I recently had the opportunity to play with a pair of Netcomm homeplug networking devices. The idea was to use some of them to eliminate the two long cat6 cables in the house, of which one crosses a high traffic area (kitchen and passageway), the other just runs around the wall out of the way. Unfortunately for me, despite being labelled 200Mbps and being told I’d get real world 80Mbps I actually saw closer to 15Mbps. Yep, that slow. A single pair of devices on a single power circuit and doing a single large file copy through them sat on 15% of a 100Mbps link. The tool for the devices clearly indicating 170/143Mbps (TX/RX). And my house was built in the last 5 years by some most likely unqualified teenagers… but that’s another story.

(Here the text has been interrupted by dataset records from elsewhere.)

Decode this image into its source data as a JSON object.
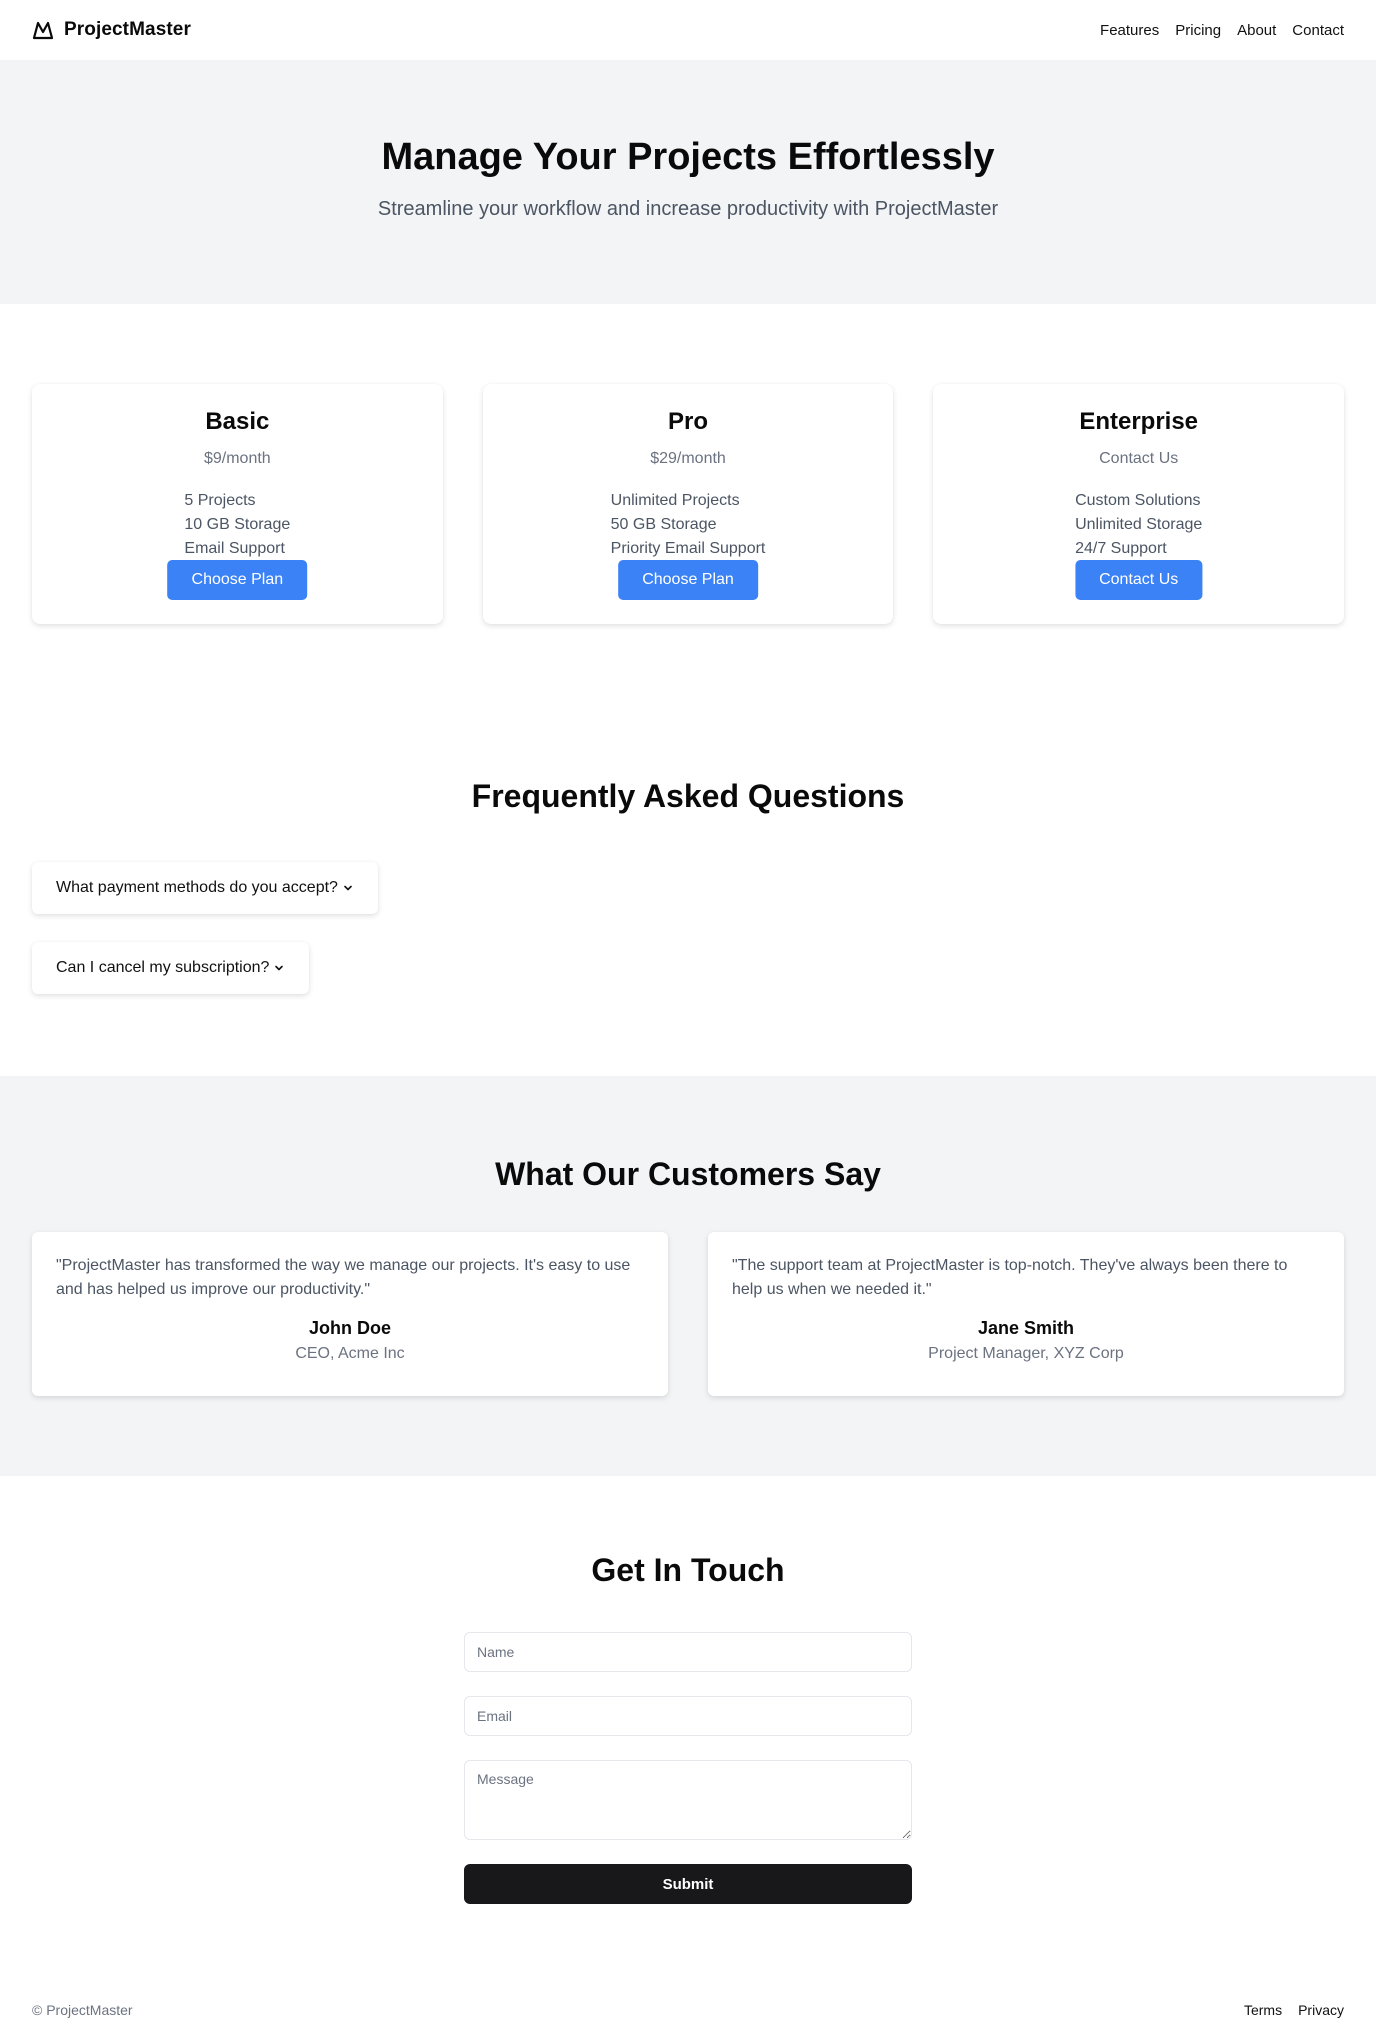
{
  "header": {
    "brand": "ProjectMaster",
    "logo_icon": "mountain-icon",
    "nav": [
      {
        "label": "Features"
      },
      {
        "label": "Pricing"
      },
      {
        "label": "About"
      },
      {
        "label": "Contact"
      }
    ]
  },
  "hero": {
    "title": "Manage Your Projects Effortlessly",
    "subtitle": "Streamline your workflow and increase productivity with ProjectMaster"
  },
  "pricing": {
    "accent_color": "#3b82f6",
    "plans": [
      {
        "name": "Basic",
        "price": "$9/month",
        "features": [
          "5 Projects",
          "10 GB Storage",
          "Email Support"
        ],
        "button": "Choose Plan"
      },
      {
        "name": "Pro",
        "price": "$29/month",
        "features": [
          "Unlimited Projects",
          "50 GB Storage",
          "Priority Email Support"
        ],
        "button": "Choose Plan"
      },
      {
        "name": "Enterprise",
        "price": "Contact Us",
        "features": [
          "Custom Solutions",
          "Unlimited Storage",
          "24/7 Support"
        ],
        "button": "Contact Us"
      }
    ]
  },
  "faq": {
    "title": "Frequently Asked Questions",
    "items": [
      {
        "question": "What payment methods do you accept?",
        "icon": "chevron-down-icon"
      },
      {
        "question": "Can I cancel my subscription?",
        "icon": "chevron-down-icon"
      }
    ]
  },
  "testimonials": {
    "title": "What Our Customers Say",
    "items": [
      {
        "quote": "\"ProjectMaster has transformed the way we manage our projects. It's easy to use and has helped us improve our productivity.\"",
        "name": "John Doe",
        "role": "CEO, Acme Inc"
      },
      {
        "quote": "\"The support team at ProjectMaster is top-notch. They've always been there to help us when we needed it.\"",
        "name": "Jane Smith",
        "role": "Project Manager, XYZ Corp"
      }
    ]
  },
  "contact": {
    "title": "Get In Touch",
    "name_placeholder": "Name",
    "email_placeholder": "Email",
    "message_placeholder": "Message",
    "submit": "Submit"
  },
  "footer": {
    "copyright": "© ProjectMaster",
    "links": [
      {
        "label": "Terms"
      },
      {
        "label": "Privacy"
      }
    ]
  }
}
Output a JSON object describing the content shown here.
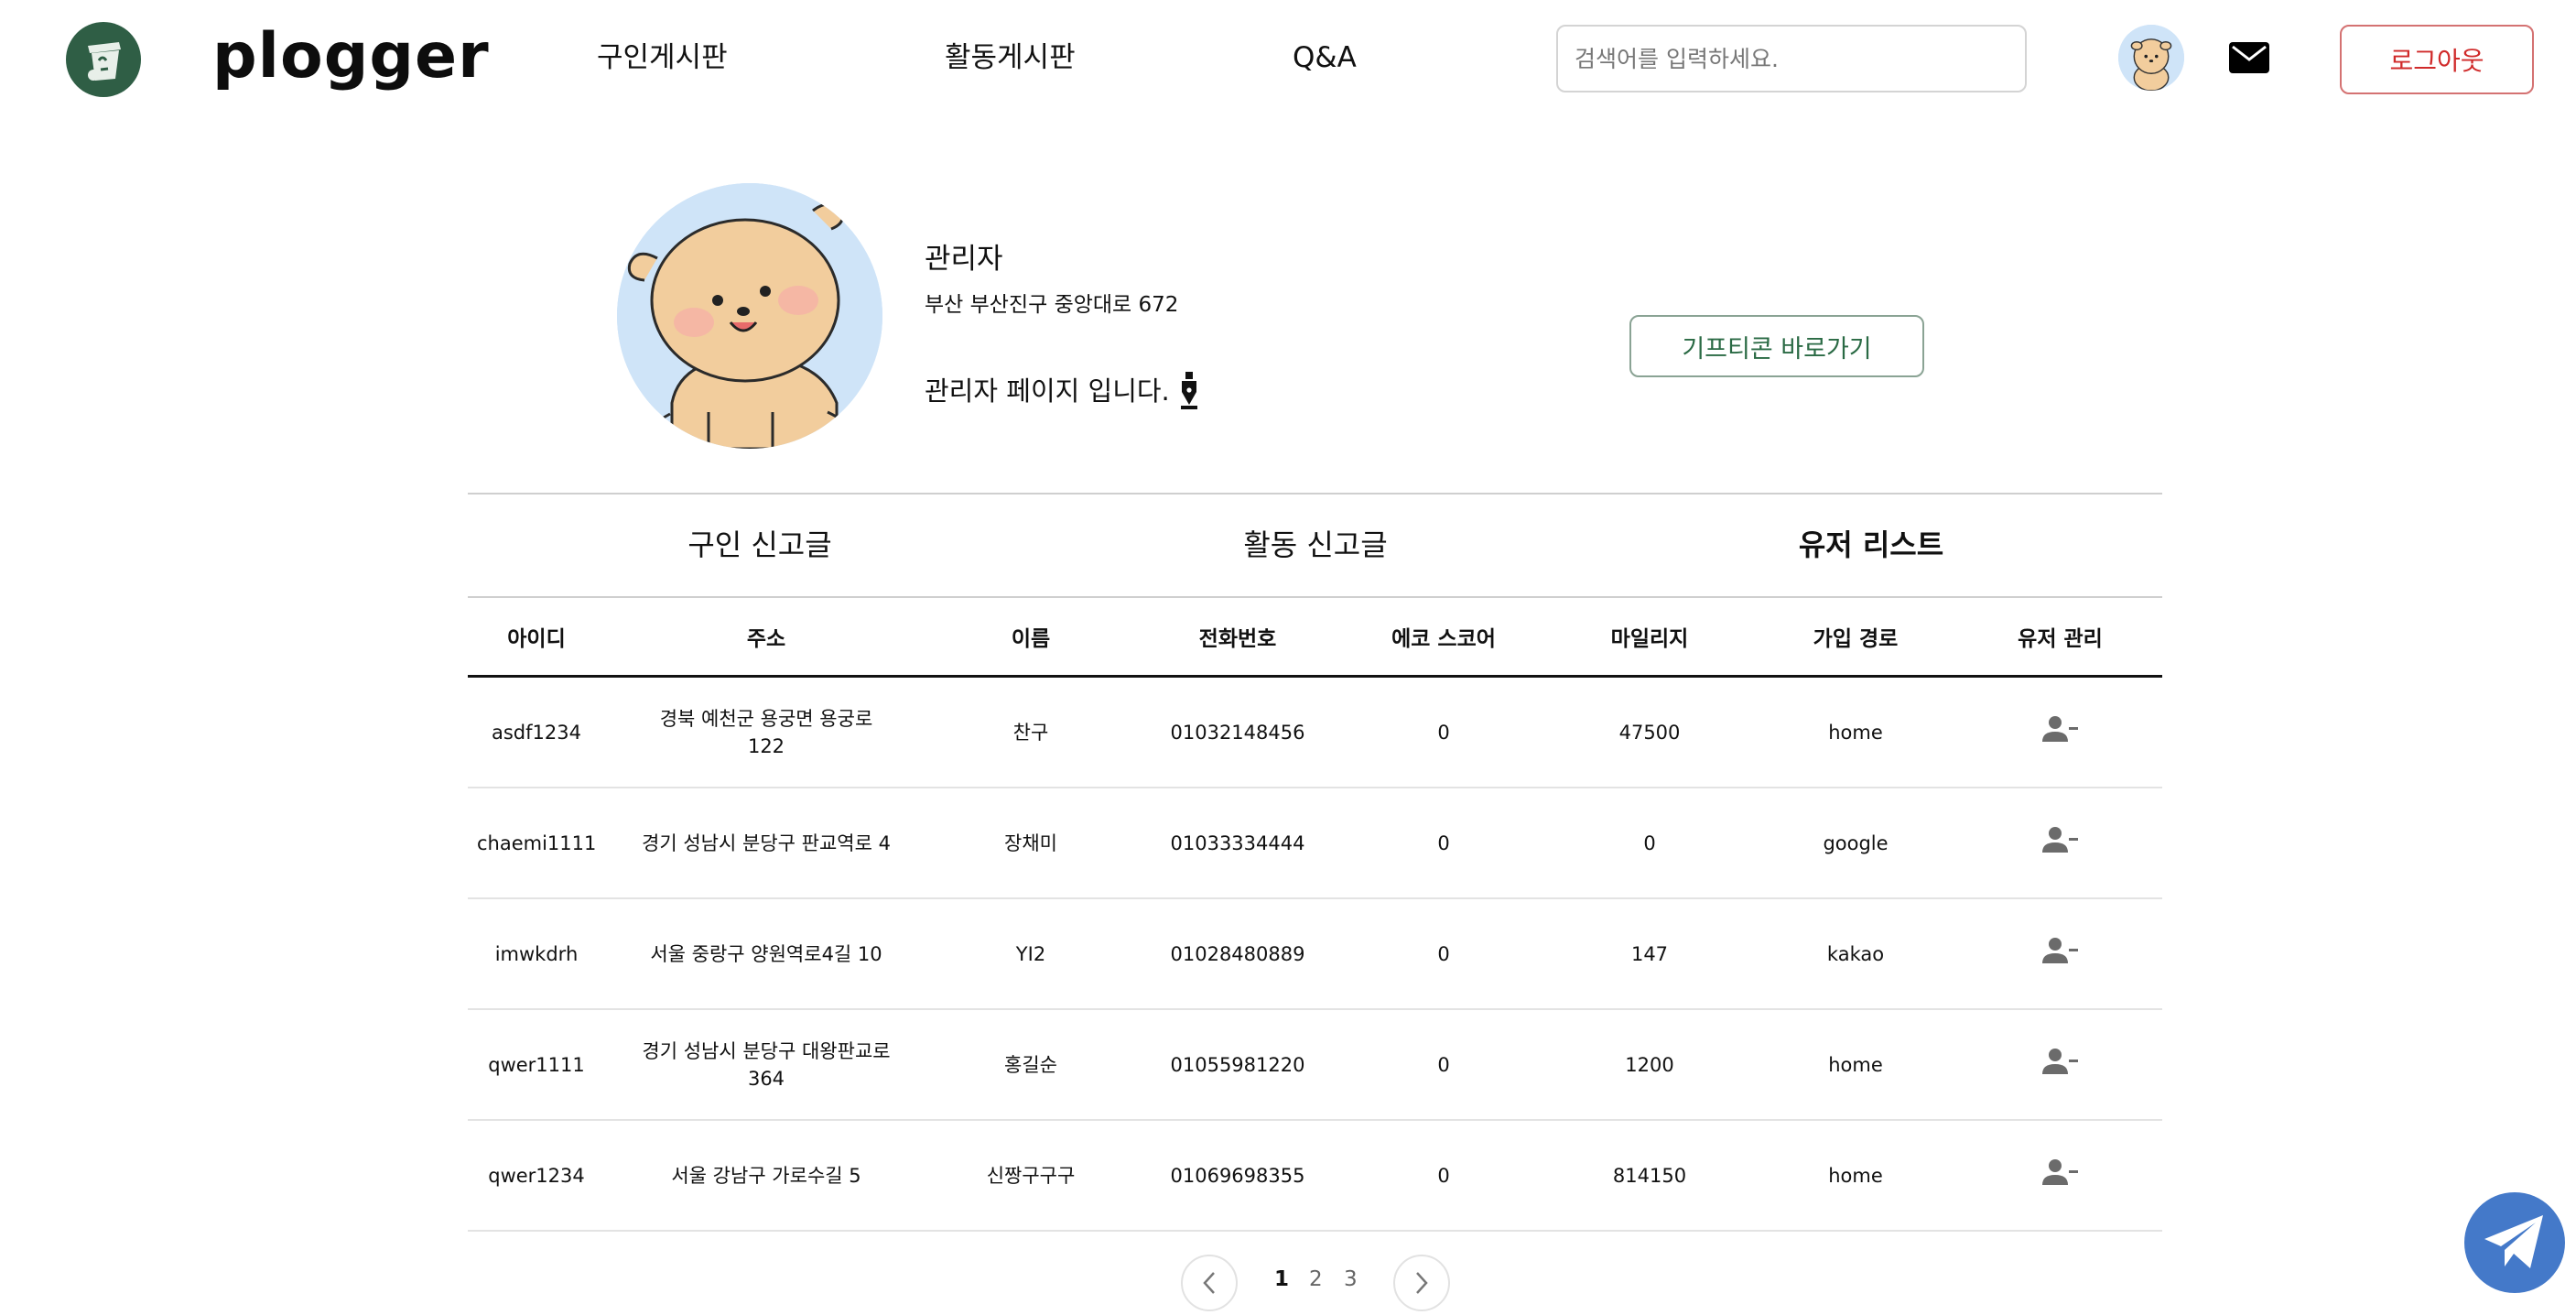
{
  "header": {
    "brand": "plogger",
    "nav": [
      "구인게시판",
      "활동게시판",
      "Q&A"
    ],
    "search_placeholder": "검색어를 입력하세요.",
    "logout_label": "로그아웃"
  },
  "profile": {
    "name": "관리자",
    "address": "부산 부산진구 중앙대로 672",
    "bio": "관리자 페이지 입니다.",
    "gift_button": "기프티콘 바로가기"
  },
  "tabs": [
    "구인 신고글",
    "활동 신고글",
    "유저 리스트"
  ],
  "active_tab": "유저 리스트",
  "table": {
    "headers": [
      "아이디",
      "주소",
      "이름",
      "전화번호",
      "에코 스코어",
      "마일리지",
      "가입 경로",
      "유저 관리"
    ],
    "rows": [
      {
        "id": "asdf1234",
        "address": "경북 예천군 용궁면 용궁로 122",
        "name": "찬구",
        "phone": "01032148456",
        "eco": "0",
        "mileage": "47500",
        "route": "home"
      },
      {
        "id": "chaemi1111",
        "address": "경기 성남시 분당구 판교역로 4",
        "name": "장채미",
        "phone": "01033334444",
        "eco": "0",
        "mileage": "0",
        "route": "google"
      },
      {
        "id": "imwkdrh",
        "address": "서울 중랑구 양원역로4길 10",
        "name": "YI2",
        "phone": "01028480889",
        "eco": "0",
        "mileage": "147",
        "route": "kakao"
      },
      {
        "id": "qwer1111",
        "address": "경기 성남시 분당구 대왕판교로 364",
        "name": "홍길순",
        "phone": "01055981220",
        "eco": "0",
        "mileage": "1200",
        "route": "home"
      },
      {
        "id": "qwer1234",
        "address": "서울 강남구 가로수길 5",
        "name": "신짱구구구",
        "phone": "01069698355",
        "eco": "0",
        "mileage": "814150",
        "route": "home"
      }
    ]
  },
  "pagination": {
    "pages": [
      "1",
      "2",
      "3"
    ],
    "current": "1"
  },
  "icons": {
    "logo": "trash-bin-logo-icon",
    "mail": "mail-icon",
    "pen": "pen-nib-icon",
    "remove_user": "person-remove-icon",
    "send": "paper-plane-icon",
    "prev": "chevron-left-icon",
    "next": "chevron-right-icon"
  },
  "colors": {
    "brand_green": "#2f5e45",
    "logout_red": "#d02a2a",
    "gift_green": "#2a6a44",
    "avatar_bg": "#cfe4f8",
    "telegram_blue": "#4479c9"
  }
}
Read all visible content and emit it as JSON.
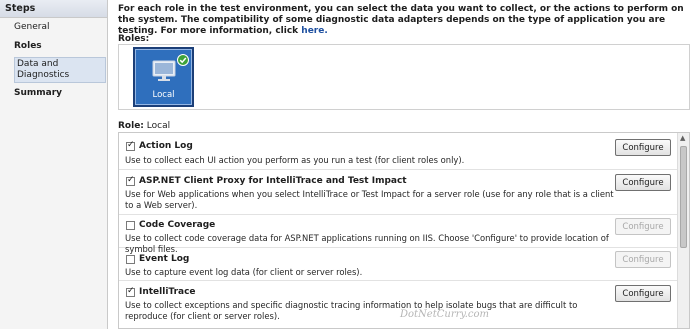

At first I thought maybe it was my netbook being crap, over wireless it gets 31%/54Mbps (16Mbps), so that sounds fair, but then I tried the cable, and well 85Mbps blew that theory out of the water fast. So at least for me, it seems that my equipment is capable of 85Mbps and putting the homeplug devices inline reduces that to 15Mbps. Shocking.
But in the spirit of still trying what I started, I put the homeplug devices in place for the theatre’s needs, after all thats only running 100meg now. Then I looked at the average bitrate needed to play various 1080p x264 files, and most were around 6-8Mbit, so that was promising. However, that was 3 second averages I was watching, so it was still possible for spikes in bandwidth required for high action scenes. In theory buffering should take care of that, but we know the WDTV lacks decent buffering (it does assume local storage after all) and most PC applications that are decent lack buffer options (vlc has them, but fails at the decent bit). Previousy I worked on needing 75+Mbps for smooth playback, which was a stick your finger in the air and take a guess figure, and with the usb nic on the wdtv it all played back smooth. With the homeplug it started out fine, and I plugged the netbook in on that side of the network to drag more data over concurrently, hopefully giving me a rough idea on the throughput being used for the playback (15 – what I’m getting = what it’s using. Very complex). It was fine until, as expected, a high action scene and then the video started chunking up and my transfer had already hit 0bytes/sec several seconds before the first thunk. So basically unusable for 1080P, despite being the NP201AV edition. AV = audio video? Yeah right.
This was also ignoring the general incompetence of their installer/software cd. Ok I have 1 windows PC, a netbook, with no cdrom. I copy the contents of the cd to my nas using my linux box. I try to run it from there, I get an error, I copy it locally and try, same error. I copy it to the root of a drive and I get the same error. It couldn’t find some file, of course not naming the file doesn’t help. I considered making an iso of it but I didn’t have any iso mounting tools on the netbook and didn’t want to bog it down with more rarely used drivers. So I proceed to hang a usb cdrom off it, just to install a configuration tool. That worked.
Oh but it doesn’t end there, the installer COPIES the dotnet framework installer to it’s directory. Yep, despite it already being installed, it copies the installer over to my hard drive, and not one installer, three. The normal 1.1 installer and both x86 and x64 builds of 2.0. Obviously they’re planning for my PC to magically reboot into XP64. Fortunately disk space isn’t at a premium, but this totally unnecessary extra 100meg isn’t warranted for a 1500kb configuration tool. If you considered that both 1.1 and 2.0 were already present (along with full visual studio 2005), and my cpu (N280) is totally incapable of running 64 bit code, it’s a waste.